Architecture
A high-level tour of how Prosodic 3 is put together. For the linguistic theory and the parsing internals, see Metrical parsing and Phrasal stress; for exhaustive design notes, see CLAUDE.md in the source tree.
DataFrame-first design
The source of truth for a text is a flat, syllable-level DataFrame (_syll_df) — one row per syllable, per pronunciation variant, with columns for stress, weight, strong/weak metrical role, function-word status, and (with syntax=True) phrasal prominence. The vectorized parser works entirely from this frame, in numpy, without building any objects.
You can inspect it directly:
import prosodic
sonnet = prosodic.Text("Shall I compare thee to a summer's day?")
sonnet.df # the syllable-level DataFrame
sonnet.parse()
sonnet.parsed_df # per-syllable parse results across the whole textThe entity hierarchy
Linguistic objects form a lazily-constructed tree — nothing below the text is built until you access it:
TextModel → Stanza → Line → WordToken → WordType → WordForm → Syllable → Phoneme
- TextModel — the root container, created with
prosodic.Text(...). - Line — the unit of metrical parsing;
line.parse()andline.best_parse. - WordToken — a token in the text, wrapping a WordType (canonical form) whose WordForm children are pronunciation variants.
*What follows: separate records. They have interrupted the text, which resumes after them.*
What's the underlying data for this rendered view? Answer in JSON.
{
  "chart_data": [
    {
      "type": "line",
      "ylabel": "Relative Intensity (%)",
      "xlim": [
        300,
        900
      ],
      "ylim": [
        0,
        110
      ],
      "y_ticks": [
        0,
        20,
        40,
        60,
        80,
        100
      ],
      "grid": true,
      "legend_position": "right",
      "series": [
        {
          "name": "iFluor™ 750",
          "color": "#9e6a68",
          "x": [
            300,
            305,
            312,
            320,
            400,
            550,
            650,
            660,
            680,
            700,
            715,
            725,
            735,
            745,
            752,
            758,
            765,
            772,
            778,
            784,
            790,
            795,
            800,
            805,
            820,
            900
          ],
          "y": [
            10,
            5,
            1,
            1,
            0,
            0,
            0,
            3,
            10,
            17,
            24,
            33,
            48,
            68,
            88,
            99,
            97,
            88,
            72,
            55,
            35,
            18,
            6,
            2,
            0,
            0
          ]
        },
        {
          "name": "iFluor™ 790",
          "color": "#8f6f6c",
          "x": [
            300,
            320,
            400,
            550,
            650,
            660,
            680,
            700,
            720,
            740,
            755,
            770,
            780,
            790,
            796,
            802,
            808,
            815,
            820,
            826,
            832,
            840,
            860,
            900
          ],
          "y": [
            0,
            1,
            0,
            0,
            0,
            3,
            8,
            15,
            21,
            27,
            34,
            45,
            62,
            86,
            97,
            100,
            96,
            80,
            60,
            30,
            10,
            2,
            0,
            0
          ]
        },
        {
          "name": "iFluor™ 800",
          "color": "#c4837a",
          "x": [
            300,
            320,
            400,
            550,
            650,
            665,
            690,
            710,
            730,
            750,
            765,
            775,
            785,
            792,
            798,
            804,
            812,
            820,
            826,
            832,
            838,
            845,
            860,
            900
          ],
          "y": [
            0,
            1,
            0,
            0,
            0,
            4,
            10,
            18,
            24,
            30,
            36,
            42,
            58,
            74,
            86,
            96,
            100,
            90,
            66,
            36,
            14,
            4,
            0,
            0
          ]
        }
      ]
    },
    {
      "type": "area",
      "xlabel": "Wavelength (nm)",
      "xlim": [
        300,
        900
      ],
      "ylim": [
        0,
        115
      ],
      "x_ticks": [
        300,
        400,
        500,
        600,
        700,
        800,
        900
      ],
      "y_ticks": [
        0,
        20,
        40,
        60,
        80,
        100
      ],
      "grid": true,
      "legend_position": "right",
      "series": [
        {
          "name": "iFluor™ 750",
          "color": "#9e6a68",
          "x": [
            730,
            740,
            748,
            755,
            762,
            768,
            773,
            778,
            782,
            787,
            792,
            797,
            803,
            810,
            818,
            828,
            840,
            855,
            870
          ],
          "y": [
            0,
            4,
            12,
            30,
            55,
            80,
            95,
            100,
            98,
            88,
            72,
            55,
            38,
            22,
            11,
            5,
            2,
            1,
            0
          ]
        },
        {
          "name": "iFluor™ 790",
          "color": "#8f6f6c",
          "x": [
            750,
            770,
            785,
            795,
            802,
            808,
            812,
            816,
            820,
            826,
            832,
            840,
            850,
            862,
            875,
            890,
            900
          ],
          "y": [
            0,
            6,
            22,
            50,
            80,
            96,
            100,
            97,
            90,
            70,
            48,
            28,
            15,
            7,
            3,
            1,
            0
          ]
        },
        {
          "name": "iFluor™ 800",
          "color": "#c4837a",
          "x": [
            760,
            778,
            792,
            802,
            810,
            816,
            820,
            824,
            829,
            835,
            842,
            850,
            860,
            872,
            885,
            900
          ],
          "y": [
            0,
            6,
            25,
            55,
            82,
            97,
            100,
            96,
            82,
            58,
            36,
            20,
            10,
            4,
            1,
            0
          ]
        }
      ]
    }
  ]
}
- WordForm → Syllable → Phoneme — a specific pronunciation with IPA, stress, and weight.
Because construction is lazy, batch workflows that only need parse results (via text.parse() and text.parsed_df) never pay for the ~hundreds of thousands of entity objects a full tree would allocate.
Two parse paths
There are two ways parsing happens, and it matters which one you are in:
- DataFrame path (
text.parse()) — works entirely from_syll_df; parse slots hold lightweightSyllDatastand-ins with no parent chain. Fastest; used for batch processing,text.parsed_df, andtext.save(). - Entity path (
parse_batch(text.lines, meter)) — the same tensors, but parse slots hold realSyllableentities with parent chains, so you can walk from a syllable back to its word. Needed for HTML rendering and the web app.
Both paths share the same exhaustive vectorized evaluator; see Metrical parsing for how it works.
Parsing pipeline
TextModel.__init__tokenizes the text, phonemizes each unique word (CMU dictionary, with espeak TTS fallback), and builds_syll_df.text.parse()groups syllables by line, evaluates every candidate scansion’s constraint violations in numpy, and prunes by harmonic bounding (on GPU via torch when available).- Results are stored by line number and attached to
Lineentities lazily on first access oftext.lines.
Learning constraint weights
Meter.fit(text, "wswswswsws") (or meter.fit_annotations(data)) learns constraint weights from data with a Maximum-Entropy / Harmonic-Grammar model (prosodic/parsing/maxent.py). Weights can be split by syllable position (zones) so positional sensitivity — line-initial inversion, say — transfers to parsing unseen text. Details in Metrical parsing.
Poem-level analysis
prosodic/analysis/ (a port of the standalone poesy package) computes higher-order form statistics, surfaced as TextModel properties: text.meter_type, text.line_scheme, text.rhyme_scheme, text.is_sonnet, and the tabular text.summary().
Beyond the library
- Web app — FastAPI + SvelteKit; see Web app.
- Remote client —
prosodic.set_server(...)returns proxy objects that duck-type the local API, so downstream code works unchanged against a Prosodic server. Onlyrequestsis required locally. - Languages — English (CMU + espeak) and Finnish (rule-based) ship today; the language layer is designed to be extended.